Thousands of local Florida companies depend on radio advertising to market their goods and services. But most of these business owners choose to buy commercials only between 6:00 am and 7:00 pm. Is this a good idea? Maybe not. Here are the facts.
During the course of last week, for instance, 807,219 adult consumers tuned-in to their favorite Fort Myers radio stations. This is significantly higher than the number that tuned-in to a local TV station, read a local newspaper, or logged on to Spotify and Pandora.
But radio listeners do not roll-up their ears just because the sunsets. According to Nielsen, almost half of SWFL who listen to the radio during daylight hours, also tune in at night.
To put this in perspective, more people listen to Fort Myers radio at night than listen to satellite radio, Pandora, and Spotify combined.
Unlike the way the moon affects the tide, it has no effect on the quality of who listens to Fort Myers radio stations at night.
In terms of the most sought after socio-economic characteristics that many business owners desire, nighttime radio listeners and daytime listeners are very similar.

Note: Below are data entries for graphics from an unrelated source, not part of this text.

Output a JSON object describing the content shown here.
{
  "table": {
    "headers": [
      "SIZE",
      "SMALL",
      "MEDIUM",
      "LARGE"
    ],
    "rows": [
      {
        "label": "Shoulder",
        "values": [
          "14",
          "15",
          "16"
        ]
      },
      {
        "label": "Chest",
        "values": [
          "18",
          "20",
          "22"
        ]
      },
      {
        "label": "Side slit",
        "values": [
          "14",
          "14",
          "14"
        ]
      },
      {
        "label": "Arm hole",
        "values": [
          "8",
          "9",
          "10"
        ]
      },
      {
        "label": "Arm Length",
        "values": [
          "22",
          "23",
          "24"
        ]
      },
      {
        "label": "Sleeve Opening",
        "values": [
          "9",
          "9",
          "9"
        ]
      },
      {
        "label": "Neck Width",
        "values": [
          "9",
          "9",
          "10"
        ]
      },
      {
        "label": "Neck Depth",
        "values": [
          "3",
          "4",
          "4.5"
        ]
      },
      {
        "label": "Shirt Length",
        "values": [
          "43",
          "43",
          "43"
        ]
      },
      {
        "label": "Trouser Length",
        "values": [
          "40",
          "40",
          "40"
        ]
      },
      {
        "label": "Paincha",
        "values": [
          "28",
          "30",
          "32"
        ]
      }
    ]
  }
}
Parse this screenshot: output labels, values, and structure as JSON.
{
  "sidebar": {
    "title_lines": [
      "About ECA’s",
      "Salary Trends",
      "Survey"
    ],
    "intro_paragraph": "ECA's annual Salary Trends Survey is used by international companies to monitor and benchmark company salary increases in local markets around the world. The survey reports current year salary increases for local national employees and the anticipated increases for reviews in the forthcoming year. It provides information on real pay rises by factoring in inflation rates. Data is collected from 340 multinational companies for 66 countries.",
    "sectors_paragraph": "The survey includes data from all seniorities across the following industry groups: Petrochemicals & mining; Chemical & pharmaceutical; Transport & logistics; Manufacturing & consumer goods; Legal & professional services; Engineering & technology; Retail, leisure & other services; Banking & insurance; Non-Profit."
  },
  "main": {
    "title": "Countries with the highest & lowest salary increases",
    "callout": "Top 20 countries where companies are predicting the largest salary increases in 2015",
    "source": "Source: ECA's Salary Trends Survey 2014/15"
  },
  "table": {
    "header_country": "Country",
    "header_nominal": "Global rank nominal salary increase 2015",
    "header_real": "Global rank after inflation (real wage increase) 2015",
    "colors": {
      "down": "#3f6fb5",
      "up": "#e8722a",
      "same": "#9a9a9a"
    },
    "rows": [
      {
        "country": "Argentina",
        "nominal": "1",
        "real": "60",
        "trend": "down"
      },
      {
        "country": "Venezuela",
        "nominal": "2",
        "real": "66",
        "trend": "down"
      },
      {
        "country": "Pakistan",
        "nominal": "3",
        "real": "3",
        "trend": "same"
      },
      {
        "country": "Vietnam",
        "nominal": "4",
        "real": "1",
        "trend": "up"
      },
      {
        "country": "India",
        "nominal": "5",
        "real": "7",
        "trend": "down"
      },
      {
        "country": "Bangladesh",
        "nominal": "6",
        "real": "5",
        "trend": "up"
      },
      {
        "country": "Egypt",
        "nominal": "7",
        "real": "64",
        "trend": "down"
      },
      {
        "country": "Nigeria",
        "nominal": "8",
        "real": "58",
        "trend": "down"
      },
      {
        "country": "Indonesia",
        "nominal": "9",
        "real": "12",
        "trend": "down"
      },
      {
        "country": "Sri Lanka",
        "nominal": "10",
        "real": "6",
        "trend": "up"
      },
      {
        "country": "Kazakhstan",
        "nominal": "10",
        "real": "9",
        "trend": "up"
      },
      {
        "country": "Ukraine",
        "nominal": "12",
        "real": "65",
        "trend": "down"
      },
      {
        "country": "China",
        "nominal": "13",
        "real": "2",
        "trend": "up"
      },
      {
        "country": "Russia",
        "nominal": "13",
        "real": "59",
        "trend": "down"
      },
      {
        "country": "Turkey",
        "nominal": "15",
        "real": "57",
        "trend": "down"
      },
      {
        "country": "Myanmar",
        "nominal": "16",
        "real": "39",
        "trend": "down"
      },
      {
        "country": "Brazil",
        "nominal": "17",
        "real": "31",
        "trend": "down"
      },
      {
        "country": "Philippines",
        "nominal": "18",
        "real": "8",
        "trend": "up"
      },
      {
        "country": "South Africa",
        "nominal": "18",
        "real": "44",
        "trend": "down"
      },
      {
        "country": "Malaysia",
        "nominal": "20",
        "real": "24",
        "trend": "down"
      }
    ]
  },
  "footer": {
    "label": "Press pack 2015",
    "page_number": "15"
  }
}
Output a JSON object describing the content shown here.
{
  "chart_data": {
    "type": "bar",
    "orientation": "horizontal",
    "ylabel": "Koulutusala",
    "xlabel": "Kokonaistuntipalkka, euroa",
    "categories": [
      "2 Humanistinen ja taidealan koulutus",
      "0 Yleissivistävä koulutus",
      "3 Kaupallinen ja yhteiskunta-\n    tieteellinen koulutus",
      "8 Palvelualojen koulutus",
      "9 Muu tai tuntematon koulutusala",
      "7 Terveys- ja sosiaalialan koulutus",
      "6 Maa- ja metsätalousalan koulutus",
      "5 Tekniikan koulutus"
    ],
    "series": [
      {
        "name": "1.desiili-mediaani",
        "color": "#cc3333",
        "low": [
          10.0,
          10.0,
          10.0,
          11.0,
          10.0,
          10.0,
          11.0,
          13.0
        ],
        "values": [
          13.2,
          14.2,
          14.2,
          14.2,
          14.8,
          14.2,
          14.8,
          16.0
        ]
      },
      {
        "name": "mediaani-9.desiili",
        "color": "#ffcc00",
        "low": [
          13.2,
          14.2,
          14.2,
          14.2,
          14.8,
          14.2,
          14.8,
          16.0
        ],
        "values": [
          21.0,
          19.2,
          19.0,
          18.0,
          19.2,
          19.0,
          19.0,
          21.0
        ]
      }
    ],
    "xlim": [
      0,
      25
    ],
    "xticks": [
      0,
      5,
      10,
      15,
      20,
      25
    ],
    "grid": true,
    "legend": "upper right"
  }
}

Of note, the audience after dark consists of a noticeably higher percentage of white-collar workers, blue-collar workers, and people who are employed full-time than the daytime audience.
There is an extraordinary value for Southwest Florida small business owners to advertise on the radio after dark.
The cost of radio advertising, like most goods and services, is driven, in part, by demand. Because most business owners choose to place their commercials during the day, the prices are driven higher, sometimes out of the reach of budget-conscious business owners.
At nighttime, however, the price to advertise is usually much lower, sometime as much as 65% less. That means a business owner can reach 50% of the daytime audience for 65% of the cost.
Investment bankers would call this arbitrage, the making of money by exploiting an imbalance in pricing. We call it good business sense.